Filed under: Performance Monitoring
So we all know that the Baltimore Ravens are the 2013 Blackout…err…Super Bowl Champions. And debate will rage on about the “winners” of those Super Bowl commercials. Running away with the social media title this year was, without a doubt, Twitter. With the power outage that almost brought the Lombardi trophy to San Francisco (as a Steeler fan, I guess I’m happy to see it in Baltimore?), Twitter was able to capture fan reaction and to bring a diminishing viewer base back in front of their TVs and the edge of their seats to watch one of the greatest finishes since Ben Roethlisberger to Santonio Holmes in Super Bowl XLIII. (On a side note, CBS should in some way ante up some cash to the social media giant for making this the 3rd most-watched Super Bowl in history.

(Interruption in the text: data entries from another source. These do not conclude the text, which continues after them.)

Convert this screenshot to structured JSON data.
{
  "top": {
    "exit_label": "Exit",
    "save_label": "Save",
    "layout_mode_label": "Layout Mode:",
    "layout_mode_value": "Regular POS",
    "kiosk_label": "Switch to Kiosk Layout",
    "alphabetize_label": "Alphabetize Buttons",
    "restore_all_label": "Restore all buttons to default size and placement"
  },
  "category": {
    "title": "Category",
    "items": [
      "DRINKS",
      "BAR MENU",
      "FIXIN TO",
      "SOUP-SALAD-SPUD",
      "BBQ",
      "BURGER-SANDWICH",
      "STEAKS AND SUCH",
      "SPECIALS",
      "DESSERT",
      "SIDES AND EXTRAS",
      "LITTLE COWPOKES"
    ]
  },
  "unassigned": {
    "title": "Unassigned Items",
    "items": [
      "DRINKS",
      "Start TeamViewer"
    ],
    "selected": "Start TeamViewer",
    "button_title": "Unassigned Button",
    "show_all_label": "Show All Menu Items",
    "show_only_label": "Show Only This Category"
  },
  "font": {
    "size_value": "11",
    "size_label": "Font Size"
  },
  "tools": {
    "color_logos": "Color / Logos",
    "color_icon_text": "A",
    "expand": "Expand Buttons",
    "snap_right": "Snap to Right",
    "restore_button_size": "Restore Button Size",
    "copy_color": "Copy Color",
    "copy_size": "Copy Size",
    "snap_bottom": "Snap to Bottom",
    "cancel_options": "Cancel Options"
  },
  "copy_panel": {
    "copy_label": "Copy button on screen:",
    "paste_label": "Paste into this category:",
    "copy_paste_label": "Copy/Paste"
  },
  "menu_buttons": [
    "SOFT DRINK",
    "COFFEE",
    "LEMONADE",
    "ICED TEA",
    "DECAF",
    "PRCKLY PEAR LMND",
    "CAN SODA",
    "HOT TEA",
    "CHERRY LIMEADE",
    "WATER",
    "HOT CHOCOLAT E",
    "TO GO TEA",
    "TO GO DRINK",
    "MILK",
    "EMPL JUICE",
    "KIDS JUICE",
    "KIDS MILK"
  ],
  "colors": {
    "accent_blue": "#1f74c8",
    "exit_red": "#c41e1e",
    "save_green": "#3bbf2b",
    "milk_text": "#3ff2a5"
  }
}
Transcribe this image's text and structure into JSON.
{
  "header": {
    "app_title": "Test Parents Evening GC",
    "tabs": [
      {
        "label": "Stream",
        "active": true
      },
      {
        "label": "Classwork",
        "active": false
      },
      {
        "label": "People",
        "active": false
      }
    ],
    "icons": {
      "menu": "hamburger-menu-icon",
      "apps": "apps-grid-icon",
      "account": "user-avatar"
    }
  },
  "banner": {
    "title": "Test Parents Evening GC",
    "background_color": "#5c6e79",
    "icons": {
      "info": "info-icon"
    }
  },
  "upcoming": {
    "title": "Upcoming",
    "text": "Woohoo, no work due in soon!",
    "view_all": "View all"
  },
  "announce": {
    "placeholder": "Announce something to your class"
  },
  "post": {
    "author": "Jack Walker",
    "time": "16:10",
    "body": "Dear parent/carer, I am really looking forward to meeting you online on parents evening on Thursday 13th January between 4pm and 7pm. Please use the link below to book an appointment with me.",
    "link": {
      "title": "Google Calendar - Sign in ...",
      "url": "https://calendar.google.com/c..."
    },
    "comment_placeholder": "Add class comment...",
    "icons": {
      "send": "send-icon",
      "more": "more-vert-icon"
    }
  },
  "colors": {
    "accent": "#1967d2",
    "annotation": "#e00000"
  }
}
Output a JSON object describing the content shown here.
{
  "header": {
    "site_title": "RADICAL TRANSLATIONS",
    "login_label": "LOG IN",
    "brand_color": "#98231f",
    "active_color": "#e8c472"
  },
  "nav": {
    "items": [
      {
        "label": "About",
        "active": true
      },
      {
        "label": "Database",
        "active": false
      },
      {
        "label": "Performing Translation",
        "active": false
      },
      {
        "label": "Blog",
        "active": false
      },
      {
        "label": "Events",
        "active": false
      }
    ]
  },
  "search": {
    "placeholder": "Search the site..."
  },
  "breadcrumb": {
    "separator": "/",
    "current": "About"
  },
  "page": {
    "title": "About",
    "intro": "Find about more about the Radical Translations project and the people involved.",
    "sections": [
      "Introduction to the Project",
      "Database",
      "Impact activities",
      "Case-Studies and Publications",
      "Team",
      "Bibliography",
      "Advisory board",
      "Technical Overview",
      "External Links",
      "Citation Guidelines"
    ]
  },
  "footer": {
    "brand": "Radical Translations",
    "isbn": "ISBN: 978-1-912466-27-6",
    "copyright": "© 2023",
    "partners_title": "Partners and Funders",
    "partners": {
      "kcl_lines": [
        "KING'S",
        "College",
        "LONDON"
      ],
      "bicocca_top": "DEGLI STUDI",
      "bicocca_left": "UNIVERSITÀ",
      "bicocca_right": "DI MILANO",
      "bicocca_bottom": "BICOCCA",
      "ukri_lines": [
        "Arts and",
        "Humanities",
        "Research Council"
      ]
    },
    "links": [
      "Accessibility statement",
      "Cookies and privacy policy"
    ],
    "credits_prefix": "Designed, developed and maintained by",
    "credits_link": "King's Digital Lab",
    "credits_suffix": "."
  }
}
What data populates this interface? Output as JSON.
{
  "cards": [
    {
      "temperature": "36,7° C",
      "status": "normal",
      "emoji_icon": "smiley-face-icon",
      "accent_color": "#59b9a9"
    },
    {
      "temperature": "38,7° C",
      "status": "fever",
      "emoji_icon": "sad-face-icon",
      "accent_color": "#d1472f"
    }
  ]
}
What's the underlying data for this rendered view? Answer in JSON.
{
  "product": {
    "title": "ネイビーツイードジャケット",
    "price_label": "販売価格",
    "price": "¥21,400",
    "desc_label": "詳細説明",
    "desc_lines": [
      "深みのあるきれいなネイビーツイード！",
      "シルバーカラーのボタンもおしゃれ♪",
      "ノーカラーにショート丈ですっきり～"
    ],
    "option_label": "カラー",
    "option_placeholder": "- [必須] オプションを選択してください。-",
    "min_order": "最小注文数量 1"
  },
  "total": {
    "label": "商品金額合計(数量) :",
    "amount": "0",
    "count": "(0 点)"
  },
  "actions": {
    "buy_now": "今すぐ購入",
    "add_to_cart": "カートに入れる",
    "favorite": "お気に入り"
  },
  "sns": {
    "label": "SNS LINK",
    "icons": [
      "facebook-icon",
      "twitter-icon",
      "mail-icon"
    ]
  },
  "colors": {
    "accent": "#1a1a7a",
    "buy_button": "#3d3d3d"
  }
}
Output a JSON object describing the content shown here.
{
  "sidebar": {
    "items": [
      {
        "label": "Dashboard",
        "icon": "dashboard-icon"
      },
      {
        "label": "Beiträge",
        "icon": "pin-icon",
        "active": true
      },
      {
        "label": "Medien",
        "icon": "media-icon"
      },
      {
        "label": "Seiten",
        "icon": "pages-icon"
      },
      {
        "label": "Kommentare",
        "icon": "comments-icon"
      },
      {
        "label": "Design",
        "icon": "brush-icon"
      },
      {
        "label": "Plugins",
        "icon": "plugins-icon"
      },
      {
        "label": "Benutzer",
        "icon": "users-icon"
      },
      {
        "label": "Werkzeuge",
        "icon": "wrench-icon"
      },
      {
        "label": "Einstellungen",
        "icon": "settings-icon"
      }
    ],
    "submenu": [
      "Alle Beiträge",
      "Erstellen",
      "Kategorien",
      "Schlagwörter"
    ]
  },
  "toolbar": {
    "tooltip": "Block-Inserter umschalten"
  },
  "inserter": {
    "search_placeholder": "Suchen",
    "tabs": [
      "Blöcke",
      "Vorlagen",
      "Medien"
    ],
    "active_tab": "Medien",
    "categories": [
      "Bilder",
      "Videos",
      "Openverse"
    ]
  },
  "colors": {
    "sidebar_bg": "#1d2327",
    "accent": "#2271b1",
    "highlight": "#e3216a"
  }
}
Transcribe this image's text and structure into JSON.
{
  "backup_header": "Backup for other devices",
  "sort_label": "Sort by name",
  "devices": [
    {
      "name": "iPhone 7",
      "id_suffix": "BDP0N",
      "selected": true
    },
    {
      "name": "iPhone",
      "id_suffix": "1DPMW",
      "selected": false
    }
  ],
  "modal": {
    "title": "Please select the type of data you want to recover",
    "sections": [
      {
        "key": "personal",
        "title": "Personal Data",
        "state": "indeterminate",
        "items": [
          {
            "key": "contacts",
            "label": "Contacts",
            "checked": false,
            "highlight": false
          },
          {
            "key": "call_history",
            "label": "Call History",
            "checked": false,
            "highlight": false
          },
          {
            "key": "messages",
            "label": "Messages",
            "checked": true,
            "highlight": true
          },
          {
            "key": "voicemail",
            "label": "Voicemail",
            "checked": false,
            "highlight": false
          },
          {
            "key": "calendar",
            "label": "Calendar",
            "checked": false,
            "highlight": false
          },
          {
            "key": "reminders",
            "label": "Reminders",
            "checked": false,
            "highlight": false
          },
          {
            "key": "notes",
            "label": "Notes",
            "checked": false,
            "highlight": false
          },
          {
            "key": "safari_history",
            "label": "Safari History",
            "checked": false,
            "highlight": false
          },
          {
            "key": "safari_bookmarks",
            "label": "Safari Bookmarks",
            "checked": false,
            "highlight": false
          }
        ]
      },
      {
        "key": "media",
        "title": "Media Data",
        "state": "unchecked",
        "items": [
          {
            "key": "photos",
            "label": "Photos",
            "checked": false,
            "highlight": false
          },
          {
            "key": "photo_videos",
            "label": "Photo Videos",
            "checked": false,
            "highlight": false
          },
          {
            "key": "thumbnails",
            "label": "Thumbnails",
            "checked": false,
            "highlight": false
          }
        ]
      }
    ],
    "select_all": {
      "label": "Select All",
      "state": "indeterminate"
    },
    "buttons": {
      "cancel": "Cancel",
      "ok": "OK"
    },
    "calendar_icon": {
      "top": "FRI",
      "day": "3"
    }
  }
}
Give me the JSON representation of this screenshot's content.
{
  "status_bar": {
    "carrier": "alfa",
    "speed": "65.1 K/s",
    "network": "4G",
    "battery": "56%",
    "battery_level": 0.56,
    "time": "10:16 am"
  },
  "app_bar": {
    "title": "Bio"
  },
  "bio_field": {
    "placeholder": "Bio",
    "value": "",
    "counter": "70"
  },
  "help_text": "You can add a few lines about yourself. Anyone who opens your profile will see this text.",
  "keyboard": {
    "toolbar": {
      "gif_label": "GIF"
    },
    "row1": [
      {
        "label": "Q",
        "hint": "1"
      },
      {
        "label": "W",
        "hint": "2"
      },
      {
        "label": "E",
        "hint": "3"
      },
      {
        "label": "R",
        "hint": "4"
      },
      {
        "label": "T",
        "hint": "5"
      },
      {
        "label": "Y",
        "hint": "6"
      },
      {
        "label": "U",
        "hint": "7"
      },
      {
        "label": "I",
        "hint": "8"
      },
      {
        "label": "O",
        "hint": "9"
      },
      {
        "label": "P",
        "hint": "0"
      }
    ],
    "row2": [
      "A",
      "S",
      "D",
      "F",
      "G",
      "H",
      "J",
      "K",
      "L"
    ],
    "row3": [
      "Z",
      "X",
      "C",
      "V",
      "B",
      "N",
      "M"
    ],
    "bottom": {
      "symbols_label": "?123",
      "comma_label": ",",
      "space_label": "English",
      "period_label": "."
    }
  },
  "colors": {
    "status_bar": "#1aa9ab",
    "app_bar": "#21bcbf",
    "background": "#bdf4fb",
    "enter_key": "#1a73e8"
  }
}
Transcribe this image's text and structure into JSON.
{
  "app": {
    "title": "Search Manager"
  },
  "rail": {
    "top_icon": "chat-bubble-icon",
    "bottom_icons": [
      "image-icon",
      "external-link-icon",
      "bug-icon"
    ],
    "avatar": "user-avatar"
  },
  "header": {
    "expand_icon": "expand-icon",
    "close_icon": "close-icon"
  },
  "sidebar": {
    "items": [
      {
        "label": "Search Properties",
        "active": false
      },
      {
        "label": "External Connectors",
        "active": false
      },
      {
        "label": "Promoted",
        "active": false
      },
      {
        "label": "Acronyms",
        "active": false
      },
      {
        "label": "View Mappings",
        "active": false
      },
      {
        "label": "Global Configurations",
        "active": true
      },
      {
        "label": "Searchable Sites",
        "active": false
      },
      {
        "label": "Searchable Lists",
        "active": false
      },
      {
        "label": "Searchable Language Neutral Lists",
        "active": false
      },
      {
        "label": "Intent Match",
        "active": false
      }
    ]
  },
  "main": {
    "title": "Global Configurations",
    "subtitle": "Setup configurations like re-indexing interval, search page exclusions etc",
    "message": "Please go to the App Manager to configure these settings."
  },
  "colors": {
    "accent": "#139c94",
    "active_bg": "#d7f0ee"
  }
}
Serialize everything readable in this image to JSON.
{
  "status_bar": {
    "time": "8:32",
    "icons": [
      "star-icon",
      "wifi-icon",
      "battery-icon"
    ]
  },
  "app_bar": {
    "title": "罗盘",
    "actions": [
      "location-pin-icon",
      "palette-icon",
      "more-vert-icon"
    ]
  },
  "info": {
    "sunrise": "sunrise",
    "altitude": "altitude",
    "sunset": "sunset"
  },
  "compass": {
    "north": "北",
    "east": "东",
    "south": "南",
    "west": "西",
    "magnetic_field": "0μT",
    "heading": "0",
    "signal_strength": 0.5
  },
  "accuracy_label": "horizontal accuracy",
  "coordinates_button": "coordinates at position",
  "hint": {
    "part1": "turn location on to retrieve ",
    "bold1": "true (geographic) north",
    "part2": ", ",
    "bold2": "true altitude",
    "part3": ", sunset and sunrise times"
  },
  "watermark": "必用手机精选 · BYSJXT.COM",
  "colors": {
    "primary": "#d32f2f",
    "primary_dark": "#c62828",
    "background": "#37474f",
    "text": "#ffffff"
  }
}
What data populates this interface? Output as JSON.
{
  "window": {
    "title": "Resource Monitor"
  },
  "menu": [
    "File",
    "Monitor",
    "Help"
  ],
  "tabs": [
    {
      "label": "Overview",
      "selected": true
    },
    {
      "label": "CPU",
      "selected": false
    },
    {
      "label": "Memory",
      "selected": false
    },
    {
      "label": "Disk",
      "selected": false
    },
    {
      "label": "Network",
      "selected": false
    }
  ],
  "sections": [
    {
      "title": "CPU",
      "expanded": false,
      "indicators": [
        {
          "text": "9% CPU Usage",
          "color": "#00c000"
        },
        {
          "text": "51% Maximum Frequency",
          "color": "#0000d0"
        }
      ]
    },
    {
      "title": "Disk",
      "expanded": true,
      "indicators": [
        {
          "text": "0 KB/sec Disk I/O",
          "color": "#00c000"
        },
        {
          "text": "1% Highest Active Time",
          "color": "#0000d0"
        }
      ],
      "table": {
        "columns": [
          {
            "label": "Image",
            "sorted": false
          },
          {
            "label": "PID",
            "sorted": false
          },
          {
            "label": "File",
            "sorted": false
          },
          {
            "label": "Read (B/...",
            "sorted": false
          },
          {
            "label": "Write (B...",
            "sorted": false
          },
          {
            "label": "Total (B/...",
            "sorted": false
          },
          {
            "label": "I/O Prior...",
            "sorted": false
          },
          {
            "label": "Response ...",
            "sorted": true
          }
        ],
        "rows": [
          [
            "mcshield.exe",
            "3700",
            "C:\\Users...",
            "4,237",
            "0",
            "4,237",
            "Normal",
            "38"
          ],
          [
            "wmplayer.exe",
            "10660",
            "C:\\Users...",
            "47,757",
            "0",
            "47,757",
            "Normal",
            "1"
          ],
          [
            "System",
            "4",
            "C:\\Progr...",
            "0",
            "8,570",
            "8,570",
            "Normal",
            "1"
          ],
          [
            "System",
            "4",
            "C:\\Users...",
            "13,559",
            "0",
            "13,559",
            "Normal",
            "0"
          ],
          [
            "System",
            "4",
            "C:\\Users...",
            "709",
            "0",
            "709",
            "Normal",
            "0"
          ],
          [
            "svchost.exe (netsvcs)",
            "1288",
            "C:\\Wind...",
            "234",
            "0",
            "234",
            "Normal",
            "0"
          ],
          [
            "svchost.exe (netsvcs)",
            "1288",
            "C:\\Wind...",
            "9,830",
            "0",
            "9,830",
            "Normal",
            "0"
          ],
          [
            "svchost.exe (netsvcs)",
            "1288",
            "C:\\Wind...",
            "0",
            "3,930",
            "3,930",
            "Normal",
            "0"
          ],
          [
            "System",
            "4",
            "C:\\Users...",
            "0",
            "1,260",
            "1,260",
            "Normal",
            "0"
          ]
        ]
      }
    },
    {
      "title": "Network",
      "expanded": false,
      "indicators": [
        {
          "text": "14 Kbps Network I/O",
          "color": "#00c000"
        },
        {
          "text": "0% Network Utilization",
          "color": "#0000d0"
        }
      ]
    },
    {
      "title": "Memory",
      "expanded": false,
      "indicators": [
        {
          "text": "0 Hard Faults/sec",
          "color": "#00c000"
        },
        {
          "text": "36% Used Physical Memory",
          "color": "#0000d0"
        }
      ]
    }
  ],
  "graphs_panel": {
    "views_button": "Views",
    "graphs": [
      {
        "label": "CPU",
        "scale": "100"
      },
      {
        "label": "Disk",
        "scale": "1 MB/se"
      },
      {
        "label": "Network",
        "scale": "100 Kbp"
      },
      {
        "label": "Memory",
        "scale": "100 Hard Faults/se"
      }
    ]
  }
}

But I digress.)
How was Twitter able to handle all that traffic? The halftime show had generated some Beyonce buzz, on average 268,000 tweets per minute, but clearly, with an early 3rd quarter kick-off return of 108 yards adding to an already insurmountable lead for Baltimore, the game didn’t appear to be much in doubt and viewers were starting to tune out. Enter the great black out of 2013.
We (namely this AppNeta Systems Engineer) had the foresight to establish some path monitoring to the Twitter-verse to look at real-time traffic utilization during the Super Bowl. I assumed tweets would be fast and furious, as I had expected a close game. Only when setting this up, I didn’t realize how pivotal this would end up being.
The charts below indicate specific data points during the black out. From the initial shut down of power (right around 9pm) to the point when referee Jerome Boger said over his mic “Let’s go!” 34 minutes later, tweeters were averaging 231,500 tweets a minute during the outage. We were able to determine that all that tweeting didn’t have much of an impact on Twitter’s overall network performance. Basically, if you had a thought you wanted to share, it was going to reach the masses.
The above chart shows a data point early in the black out. An increase in traffic along the network path (all the excitement of a half dark stadium) rose to a peak of 54% of the available capacity, but didn’t really taxing the network.
This screen grab shows a data point just after halfway through the blackout. There was pretty steady utilization for almost a 10-minute period, but again, it wasn’t really taxing the network. Fans at the game were tweeting about the small factions they had formed for survival as they fought off roving bands trying to take their seats. #revolution
This third screen grab shows a data point late in the black out. People were getting anxious – was the game ever going to come back? Utilization was higher than what it had been over the course of the black out. Those in the nosebleed sections at the Superdome were wondering when the time would come to exit stage right to avoid the rush.
What have we learned about the Twitter-verse during the blackout?
- They clearly were ready for the onslaught of the Super Bowl, regardless of the outcome.